А сколько пришлось затратить трудов, чтобы подготовить, проверить, по секундам рассчитать действия! Вытачивать ключи от камеры поручили ему, Кюблеру. Но сначала требовался слепок. Его добыли в тюрьме, сделали из хлебного мякиша. Никогда в своей жизни – ни раньше, ни позже – слесарь-лекальщик не работал с таким напряженным старанием. Рудольф сдавал пробу, от которой зависело так много. Это походило на работу брюссельского гранильщика алмазов. Во всяком случае, так казалось самому Кюблеру.

Но ведь это тоже было еще не все. А как добывали полицейскую машину, форму гестаповцев, как предупредили Тельмана! Многое взяла на себя Роза, его жена. Только ей одной разрешали свидания с Эрнстом, и она сумела шепнуть все, что нужно. Молодец Роза! Она сделала это на глазах охранников. Где-то она сейчас? Говорили, будто в Равенсбрюке, в концлагере.

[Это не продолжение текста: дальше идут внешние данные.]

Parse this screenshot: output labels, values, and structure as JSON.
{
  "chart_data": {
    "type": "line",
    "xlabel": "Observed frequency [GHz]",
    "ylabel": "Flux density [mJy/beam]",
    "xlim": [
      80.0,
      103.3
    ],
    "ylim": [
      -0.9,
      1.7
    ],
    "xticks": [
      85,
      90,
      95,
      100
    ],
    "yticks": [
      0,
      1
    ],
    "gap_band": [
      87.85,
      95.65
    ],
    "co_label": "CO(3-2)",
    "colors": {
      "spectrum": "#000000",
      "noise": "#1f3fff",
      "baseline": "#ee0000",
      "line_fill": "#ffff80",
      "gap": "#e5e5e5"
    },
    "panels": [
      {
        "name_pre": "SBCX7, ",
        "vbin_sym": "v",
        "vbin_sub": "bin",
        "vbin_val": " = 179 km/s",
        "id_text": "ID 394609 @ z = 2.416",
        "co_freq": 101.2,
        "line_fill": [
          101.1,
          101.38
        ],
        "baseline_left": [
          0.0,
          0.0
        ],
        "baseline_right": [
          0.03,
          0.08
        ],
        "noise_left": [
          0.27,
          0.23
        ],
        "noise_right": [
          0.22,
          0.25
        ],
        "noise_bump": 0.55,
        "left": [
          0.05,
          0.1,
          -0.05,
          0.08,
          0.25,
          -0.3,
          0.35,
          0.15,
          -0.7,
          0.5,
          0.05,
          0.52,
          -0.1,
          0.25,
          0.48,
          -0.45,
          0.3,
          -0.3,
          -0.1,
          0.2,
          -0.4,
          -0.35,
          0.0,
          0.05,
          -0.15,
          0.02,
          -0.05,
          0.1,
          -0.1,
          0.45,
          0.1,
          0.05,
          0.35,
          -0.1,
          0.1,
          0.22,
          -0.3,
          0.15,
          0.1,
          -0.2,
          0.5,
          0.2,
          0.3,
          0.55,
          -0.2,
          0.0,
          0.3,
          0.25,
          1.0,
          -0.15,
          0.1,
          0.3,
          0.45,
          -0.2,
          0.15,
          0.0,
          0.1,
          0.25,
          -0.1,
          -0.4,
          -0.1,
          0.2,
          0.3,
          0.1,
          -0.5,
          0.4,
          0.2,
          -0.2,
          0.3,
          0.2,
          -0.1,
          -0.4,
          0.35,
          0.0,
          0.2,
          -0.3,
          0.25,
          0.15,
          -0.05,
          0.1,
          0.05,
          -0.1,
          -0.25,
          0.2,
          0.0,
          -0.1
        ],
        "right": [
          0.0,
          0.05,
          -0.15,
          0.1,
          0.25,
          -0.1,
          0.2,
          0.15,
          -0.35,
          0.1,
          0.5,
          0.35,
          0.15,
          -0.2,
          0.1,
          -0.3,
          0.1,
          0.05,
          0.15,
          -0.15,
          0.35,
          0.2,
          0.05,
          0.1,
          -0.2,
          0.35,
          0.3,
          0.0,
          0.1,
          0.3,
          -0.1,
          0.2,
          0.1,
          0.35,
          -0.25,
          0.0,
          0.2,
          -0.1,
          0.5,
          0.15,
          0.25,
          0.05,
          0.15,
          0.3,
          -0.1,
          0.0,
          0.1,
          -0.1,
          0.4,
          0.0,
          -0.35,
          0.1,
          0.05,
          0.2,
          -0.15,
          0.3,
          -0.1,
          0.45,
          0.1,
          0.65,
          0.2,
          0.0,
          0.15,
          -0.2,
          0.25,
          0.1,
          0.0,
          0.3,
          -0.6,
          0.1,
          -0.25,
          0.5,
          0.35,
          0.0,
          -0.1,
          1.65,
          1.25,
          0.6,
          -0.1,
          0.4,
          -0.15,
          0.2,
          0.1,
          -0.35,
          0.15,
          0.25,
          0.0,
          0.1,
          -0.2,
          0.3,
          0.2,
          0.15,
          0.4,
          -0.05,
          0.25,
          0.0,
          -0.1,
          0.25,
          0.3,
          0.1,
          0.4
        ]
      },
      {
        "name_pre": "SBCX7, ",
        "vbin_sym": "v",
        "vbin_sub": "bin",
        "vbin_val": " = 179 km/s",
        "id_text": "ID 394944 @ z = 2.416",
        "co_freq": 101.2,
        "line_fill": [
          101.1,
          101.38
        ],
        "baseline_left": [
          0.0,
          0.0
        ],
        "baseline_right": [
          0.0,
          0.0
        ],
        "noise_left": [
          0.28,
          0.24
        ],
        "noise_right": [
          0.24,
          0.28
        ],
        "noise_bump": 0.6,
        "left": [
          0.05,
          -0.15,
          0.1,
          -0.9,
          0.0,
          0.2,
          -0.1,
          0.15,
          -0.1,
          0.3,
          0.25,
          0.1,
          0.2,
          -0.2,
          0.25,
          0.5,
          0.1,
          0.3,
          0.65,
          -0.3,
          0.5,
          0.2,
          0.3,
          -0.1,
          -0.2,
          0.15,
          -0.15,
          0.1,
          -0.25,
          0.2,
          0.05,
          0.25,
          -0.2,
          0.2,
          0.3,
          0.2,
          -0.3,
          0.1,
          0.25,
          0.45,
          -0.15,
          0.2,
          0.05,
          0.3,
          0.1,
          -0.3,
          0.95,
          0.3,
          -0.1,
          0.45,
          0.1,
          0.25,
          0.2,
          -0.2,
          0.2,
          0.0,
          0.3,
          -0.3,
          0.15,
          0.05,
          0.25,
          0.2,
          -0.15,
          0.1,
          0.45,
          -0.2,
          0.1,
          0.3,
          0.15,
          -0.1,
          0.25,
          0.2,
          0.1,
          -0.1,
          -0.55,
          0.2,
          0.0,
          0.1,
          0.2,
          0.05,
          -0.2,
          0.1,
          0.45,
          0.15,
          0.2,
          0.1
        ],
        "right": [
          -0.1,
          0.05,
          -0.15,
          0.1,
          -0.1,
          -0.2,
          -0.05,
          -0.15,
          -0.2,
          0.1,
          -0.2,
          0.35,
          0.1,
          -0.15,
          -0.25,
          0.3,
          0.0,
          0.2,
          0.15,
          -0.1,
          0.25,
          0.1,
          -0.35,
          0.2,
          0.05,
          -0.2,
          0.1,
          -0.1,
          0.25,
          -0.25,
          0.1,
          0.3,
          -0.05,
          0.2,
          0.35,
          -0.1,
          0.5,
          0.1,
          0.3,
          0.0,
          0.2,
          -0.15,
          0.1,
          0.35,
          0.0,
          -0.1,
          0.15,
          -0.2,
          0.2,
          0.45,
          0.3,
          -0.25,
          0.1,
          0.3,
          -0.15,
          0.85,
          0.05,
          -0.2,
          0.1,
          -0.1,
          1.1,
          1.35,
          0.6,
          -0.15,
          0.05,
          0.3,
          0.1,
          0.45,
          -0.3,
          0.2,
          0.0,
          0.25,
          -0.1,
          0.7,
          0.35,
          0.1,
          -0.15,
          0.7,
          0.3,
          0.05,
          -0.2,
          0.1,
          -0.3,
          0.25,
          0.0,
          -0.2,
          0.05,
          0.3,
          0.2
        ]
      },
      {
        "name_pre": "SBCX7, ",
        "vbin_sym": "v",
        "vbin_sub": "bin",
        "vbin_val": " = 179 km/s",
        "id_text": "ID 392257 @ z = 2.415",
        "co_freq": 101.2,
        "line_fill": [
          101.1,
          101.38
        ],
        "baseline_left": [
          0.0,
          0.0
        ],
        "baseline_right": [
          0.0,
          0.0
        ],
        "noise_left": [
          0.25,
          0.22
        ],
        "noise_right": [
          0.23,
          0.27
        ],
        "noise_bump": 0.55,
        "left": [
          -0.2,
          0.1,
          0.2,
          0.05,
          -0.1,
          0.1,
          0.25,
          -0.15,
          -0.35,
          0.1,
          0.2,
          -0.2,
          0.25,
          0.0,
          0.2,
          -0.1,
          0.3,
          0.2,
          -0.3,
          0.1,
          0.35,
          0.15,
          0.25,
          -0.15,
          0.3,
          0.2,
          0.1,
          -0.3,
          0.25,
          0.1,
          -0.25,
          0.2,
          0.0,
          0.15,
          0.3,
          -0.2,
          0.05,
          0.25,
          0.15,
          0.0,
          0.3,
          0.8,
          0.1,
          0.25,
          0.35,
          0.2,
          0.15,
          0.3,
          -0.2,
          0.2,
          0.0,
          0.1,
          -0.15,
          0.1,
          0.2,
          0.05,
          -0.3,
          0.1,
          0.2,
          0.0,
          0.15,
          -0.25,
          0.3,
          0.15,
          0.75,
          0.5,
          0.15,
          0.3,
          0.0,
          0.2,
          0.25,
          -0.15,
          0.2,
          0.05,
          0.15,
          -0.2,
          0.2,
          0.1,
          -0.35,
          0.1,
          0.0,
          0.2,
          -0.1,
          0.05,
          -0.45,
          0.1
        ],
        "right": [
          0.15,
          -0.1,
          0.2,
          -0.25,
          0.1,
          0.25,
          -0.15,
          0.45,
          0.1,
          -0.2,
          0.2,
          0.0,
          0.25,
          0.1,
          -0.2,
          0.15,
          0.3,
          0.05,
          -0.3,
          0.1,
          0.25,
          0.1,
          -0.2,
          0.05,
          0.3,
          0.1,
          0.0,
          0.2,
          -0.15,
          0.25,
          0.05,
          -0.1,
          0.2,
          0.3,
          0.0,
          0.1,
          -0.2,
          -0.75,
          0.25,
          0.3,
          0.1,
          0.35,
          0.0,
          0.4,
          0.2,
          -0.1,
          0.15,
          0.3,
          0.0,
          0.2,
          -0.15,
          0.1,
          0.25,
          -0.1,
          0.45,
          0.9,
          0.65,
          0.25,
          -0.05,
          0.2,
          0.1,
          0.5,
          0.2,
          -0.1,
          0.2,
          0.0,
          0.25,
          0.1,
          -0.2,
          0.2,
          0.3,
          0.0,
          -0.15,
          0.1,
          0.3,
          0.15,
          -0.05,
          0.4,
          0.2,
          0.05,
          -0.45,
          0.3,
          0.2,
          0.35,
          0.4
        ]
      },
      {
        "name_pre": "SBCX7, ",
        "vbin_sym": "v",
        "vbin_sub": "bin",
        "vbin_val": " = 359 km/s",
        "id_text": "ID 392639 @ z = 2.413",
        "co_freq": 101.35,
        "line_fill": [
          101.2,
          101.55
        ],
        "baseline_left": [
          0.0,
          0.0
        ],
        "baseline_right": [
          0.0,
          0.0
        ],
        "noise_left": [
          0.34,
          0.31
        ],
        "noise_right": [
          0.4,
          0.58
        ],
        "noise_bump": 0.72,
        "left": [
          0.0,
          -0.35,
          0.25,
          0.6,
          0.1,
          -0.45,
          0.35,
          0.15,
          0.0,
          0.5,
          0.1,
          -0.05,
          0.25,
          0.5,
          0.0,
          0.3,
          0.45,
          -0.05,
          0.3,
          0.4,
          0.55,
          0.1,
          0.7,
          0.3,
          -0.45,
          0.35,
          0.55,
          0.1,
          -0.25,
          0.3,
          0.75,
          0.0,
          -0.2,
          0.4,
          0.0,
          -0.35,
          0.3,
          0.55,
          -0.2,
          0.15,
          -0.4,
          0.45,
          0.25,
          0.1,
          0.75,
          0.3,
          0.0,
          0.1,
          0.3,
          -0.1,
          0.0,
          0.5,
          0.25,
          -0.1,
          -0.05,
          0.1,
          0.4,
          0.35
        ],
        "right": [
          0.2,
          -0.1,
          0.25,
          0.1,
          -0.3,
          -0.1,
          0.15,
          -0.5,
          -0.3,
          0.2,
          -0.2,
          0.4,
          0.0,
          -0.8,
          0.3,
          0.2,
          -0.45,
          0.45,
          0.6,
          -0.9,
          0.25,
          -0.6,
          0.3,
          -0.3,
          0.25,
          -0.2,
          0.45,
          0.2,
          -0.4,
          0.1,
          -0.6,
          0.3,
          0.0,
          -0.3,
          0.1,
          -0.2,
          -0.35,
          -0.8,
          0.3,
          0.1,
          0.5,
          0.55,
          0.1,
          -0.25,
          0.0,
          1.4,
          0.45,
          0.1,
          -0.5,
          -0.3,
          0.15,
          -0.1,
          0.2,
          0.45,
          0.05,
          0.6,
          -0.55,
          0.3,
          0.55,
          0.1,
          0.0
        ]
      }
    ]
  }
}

Да, в том, что побег удастся, никто не сомневался. Беспокоило другое: как быть дальше, как потом сбить гестапо с толку? Но и это придумали. Тельмана укроют на конспиративной квартире здесь, в Берлине, а дня через три объявят, что руководитель Германской компартии Эрнст Тельман прибыл в Прагу. Он выступит даже по радио, все услышат его голос: конечно, выступит не он сам, в Берлине запишут на пленку его выступление и отправят чешским товарищам, в Прагу. Они обещали помочь организовать «выступление» Тельмана по радио. А потом, когда гестапо утихомирится, смирится с побегом, можно будет переправить Эрнста через границу.

И вот побег не удался. Рудольф до сих пор не знает, что произошло, что случилось в ту ночь за стеной Моабита. Он только отчетливо помнит, как сейчас видит дождливую улицу, стену тюрьмы и двоих людей в черных гестаповских плащах, на которых играют блики фонарей. Они подошли к машине, но не было третьего, которого ждали. Оба сели в кабину, и один сказал:

– Поехали. Побег не состоялся…

Только через час, на конспиративной квартире, Рудольф узнал скупые подробности. Те двое, что должны были сопровождать Тельмана, выдавая себя за гестаповцев, подошли к тюрьме в точно условленное время, но вахмистра не было. Они ждали его очень долго. Долго, – может, им тоже только казалось, что долго. Вахмистр вышел, взволнованный, отдал ключи, чтобы не оставлять улик. Еще он успел сказать, что за полчаса до побега вахмистр сам капнул в скважину несколько капель масла, чтобы не скрипел замок. Но, видимо, была какая-то лишняя капля, она просочилась из скважины и потекла по двери.

Перед сменой дежурный обходил камеры, он заметил эту злополучную каплю. В тюрьме не поднимали тревогу, но Тельмана сразу перевели в другой блок, в противоположное крыло тюрьмы. Вот и все, что сказал вахмистр, передавая уже ненужные ключи от камеры Тельмана.

Как могли знать рядовые подпольщики, что дело было совсем не в масляной капле. Провокатор, проникший в аппарат партийного центра, сообщил в гестапо о предстоящем побеге…

Вскоре Кюблера и других, кто готовил побег, переправили через границу. Он долго жил в Праге, работал в партийном центре, а вот сейчас уже несколько месяцев скитается по Берлину в поисках связей, растерянных явок и надежных людей.

Оккупировав Прагу, нацисты не только расправились с Чехословакией, они нанесли еще один, уже который по счету, удар по народу Германии. Кюблер совершенно в этом уверен. Для немецких коммунистов, укрывшихся в Праге, вторжение нацистских войск не было совсем неожиданным – многие заранее пытались покинуть Прагу, выехать в Лондон. Но британский консул, словно нарочно, задерживал визы. Поэтому многие так и остались в Праге. Их арестовали тотчас же, как только фашисты заняли город. Партийный центр фактически перестал существовать. Пусть временно, но это так. Едва успели запрятать секретные документы, а часть пришлось уничтожить.